Causal Discovery from a Mixture of Experimental and Observational Data
Gregory F. Cooper, Changwon Yoo

TL;DR
This paper introduces a Bayesian approach to learn causal Bayesian networks from a mixture of observational and experimental data, demonstrating its effectiveness through experiments on the ALARM network.
Contribution
It presents a novel Bayesian method for integrating diverse data types to accurately learn causal structures and parameters in Bayesian networks.
Findings
The method effectively learns causal structures from mixed data.
Experimental data improves causal inference accuracy.

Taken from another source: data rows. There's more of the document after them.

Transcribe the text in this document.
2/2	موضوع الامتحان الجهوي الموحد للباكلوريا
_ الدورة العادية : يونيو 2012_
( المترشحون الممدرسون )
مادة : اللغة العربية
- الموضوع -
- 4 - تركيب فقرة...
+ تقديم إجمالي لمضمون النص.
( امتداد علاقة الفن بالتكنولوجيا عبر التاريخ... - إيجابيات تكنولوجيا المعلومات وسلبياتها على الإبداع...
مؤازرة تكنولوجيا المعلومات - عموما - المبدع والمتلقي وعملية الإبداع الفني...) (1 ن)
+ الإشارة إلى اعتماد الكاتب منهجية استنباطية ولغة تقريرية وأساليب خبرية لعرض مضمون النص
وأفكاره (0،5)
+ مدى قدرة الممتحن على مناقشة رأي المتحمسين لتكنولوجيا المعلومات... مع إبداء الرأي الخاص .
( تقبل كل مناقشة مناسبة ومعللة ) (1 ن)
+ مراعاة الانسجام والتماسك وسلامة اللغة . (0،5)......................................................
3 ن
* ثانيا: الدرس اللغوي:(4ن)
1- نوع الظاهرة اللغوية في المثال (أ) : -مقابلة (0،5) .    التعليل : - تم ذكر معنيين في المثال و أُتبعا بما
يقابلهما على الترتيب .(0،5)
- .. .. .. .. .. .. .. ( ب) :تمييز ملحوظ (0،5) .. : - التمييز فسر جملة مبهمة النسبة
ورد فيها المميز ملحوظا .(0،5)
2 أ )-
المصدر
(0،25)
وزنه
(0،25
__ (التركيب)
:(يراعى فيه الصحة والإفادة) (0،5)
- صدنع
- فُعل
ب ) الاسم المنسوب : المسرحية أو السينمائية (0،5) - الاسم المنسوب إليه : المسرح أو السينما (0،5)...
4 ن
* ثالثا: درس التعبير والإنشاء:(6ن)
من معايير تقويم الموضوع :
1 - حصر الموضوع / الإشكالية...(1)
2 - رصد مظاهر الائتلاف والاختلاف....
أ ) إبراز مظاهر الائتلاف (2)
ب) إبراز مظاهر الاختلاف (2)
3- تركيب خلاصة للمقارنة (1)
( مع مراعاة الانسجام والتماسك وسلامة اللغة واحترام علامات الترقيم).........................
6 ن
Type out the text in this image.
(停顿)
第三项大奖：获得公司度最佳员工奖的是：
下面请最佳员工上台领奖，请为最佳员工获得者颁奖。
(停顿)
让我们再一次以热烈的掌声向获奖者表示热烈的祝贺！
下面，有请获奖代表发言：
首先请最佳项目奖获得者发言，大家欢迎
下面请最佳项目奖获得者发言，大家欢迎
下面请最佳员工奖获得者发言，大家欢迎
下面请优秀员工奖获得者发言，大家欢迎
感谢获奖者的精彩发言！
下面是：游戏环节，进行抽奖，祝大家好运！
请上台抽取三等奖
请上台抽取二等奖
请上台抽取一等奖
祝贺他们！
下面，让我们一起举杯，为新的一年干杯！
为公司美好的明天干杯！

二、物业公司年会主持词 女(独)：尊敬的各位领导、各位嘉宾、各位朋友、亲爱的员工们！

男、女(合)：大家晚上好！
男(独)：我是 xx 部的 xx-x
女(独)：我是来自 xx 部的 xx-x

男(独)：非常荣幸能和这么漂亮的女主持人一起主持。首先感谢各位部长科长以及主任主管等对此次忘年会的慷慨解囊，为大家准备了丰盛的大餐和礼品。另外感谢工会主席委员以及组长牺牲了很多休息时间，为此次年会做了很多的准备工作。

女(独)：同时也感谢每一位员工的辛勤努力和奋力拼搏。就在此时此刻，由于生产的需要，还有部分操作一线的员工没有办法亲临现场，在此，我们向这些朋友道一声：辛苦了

Performance varies with the ratio of observational to experimental data.
Abstract
This paper describes a Bayesian method for combining an arbitrary mixture of observational and experimental data in order to learn causal Bayesian networks. Observational data are passively observed. Experimental data, such as that produced by randomized controlled trials, result from the experimenter manipulating one or more variables (typically randomly) and observing the states of other variables. The paper presents a Bayesian method for learning the causal structure and parameters of the underlying causal process that is generating the data, given that (1) the data contains a mixture of observational and experimental case records, and (2) the causal process is modeled as a causal Bayesian network. This learning method was applied using as input various mixtures of experimental and observational data that were generated from the ALARM causal Bayesian network. In these experiments,…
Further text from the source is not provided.